Le nord-est du Nigeria est-il en passe de tourner définitivement la page des violences jihadistes qui ravagent la région depuis près de quinze ans ? Les derniers chiffres communiqués par l’armée nigériane laissent entrevoir une avancée majeure dans la lutte contre Boko Haram et l’ISWAP. Depuis avril 2025, les forces armées ont éliminé plus de 1 100 insurgés, libéré plus de 600 civils et démantelé des réseaux logistiques essentiels à la survie des groupes armés. Mais cette embellie militaire suffit-elle à garantir une paix durable, ou ces groupes, malgré leur affaiblissement, conservent-ils les moyens de nuire ?
Un bilan militaire sans précédent : 1 106 jihadistes neutralisés en quelques mois
Le général Abdulsalam Abubakar, commandant sortant de l’opération HADIN KAI, a dévoilé un bilan chiffré qui marque un tournant dans la guerre contre le terrorisme au Nigeria. Selon ses déclarations, les frappes aériennes et terrestres menées dans les bastions historiques comme la forêt de Sambisa, les monts Mandara et les rives du lac Tchad ont permis de décimer les rangs de Boko Haram et de l’ISWAP. Plus de 1 106 combattants jihadistes ont été éliminés, réduisant drastiquement la capacité de nuisance de ces groupes.
Les forces armées ont également saisi un arsenal conséquent : 475 armes à feu, dont des fusils d’assaut et des armes lourdes, ainsi qu’un stock important de munitions. Une victoire matérielle qui prive les insurgés d’une partie de leur puissance de feu.
Des réseaux logistiques démantelés et une vague de redditions sans précédent
L’offensive ne s’est pas limitée aux combats frontaux.

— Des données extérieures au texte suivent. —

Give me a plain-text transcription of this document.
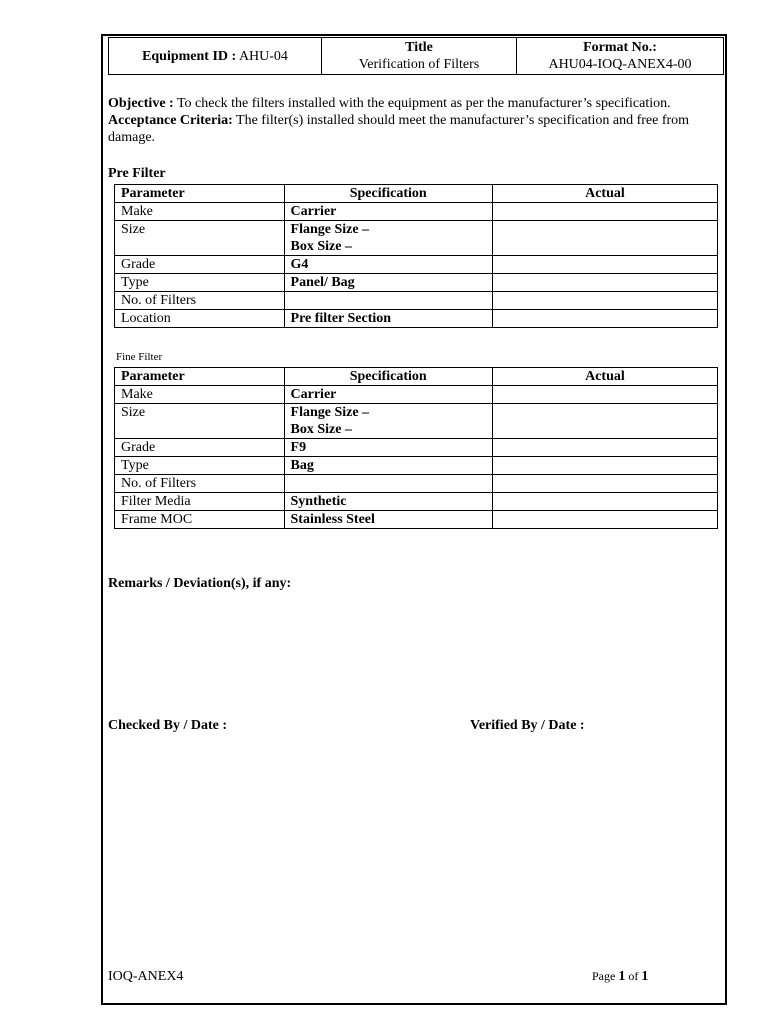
Equipment ID : AHU-04	
Title
Verification of Filters

Format No.:
AHU04-IOQ-ANEX4-00

Objective : To check the filters installed with the equipment as per the manufacturer’s specification.

Acceptance Criteria: The filter(s) installed should meet the manufacturer’s specification and free from    damage.

Pre Filter
Parameter	Specification	Actual
Make	Carrier	

Size	Flange Size –
Box Size –	

Grade	G4	

Type	Panel/ Bag	

No. of Filters	

Location	Pre filter Section	

Fine Filter
Parameter	Specification	Actual
Make	Carrier	

Size	Flange Size –
Box Size –	

Grade	F9	

Type	Bag	

No. of Filters	

Filter Media	Synthetic	

Frame MOC	Stainless Steel	

Remarks / Deviation(s), if any:
Checked By / Date :	Verified By / Date :
IOQ-ANEX4	Page 1 of 1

Les services de renseignement nigérians ont intensifié leurs actions pour cibler les soutiens logistiques des jihadistes, essentiels à leur survie quotidienne. Résultat : 758 collaborateurs présumés ont été arrêtés, coupant ainsi les approvisionnements en nourriture, carburant et matériel de communication des maquisards. Ces arrestations fragilisent considérablement la structure organisationnelle des groupes armés.
Parallèlement, la pression militaire a encouragé une dynamique de redditions. 969 personnes, dont des combattants actifs et leurs familles, ont choisi de déposer les armes et de quitter les zones contrôlées par les insurgés. Ces déserteurs bénéficient désormais des programmes de désarmement et de réintégration, une étape clé pour une réinsertion durable dans la société.
Plus de 600 civils libérés : un espoir pour les populations prises en otage
Au-delà des chiffres militaires, la libération de 638 civils, dont de nombreuses femmes et enfants enlevés lors de raids jihadistes, constitue un succès humanitaire majeur. Ces rescapés, souvent soumis à des conditions extrêmes pendant des années, sont pris en charge par les autorités et les organisations humanitaires pour une réinsertion progressive.
Cependant, les traumatismes subis par ces victimes rappellent l’urgence de restaurer un climat de sécurité durable dans une région où plus de deux millions de personnes restent déplacées depuis 2009.
Une situation sécuritaire encore fragile malgré les avancées
Malgré ces résultats encourageants, le défi reste entier. Le conflit, qui a déjà fait plus de 40 000 morts et traumatisé des générations entières, n’est pas encore éteint. L’ISWAP, dissidence de Boko Haram affiliée à l’État islamique, conserve une capacité de nuisance grâce à des tactiques d’embuscades et l’utilisation d’engins explosifs improvisés (EEI).
Le passage de témoin à la tête de l’opération HADIN KAI intervient donc à un moment crucial. Le nouveau commandement devra non seulement consolider les gains militaires, mais aussi sécuriser les zones libérées pour permettre le retour des populations déplacées et relancer l’activité économique locale.
L’avenir du nord-est du Nigeria dépend désormais de la capacité des autorités à transformer ces succès tactiques en une paix durable, tout en maintenant une vigilance constante face à un ennemi résiduel.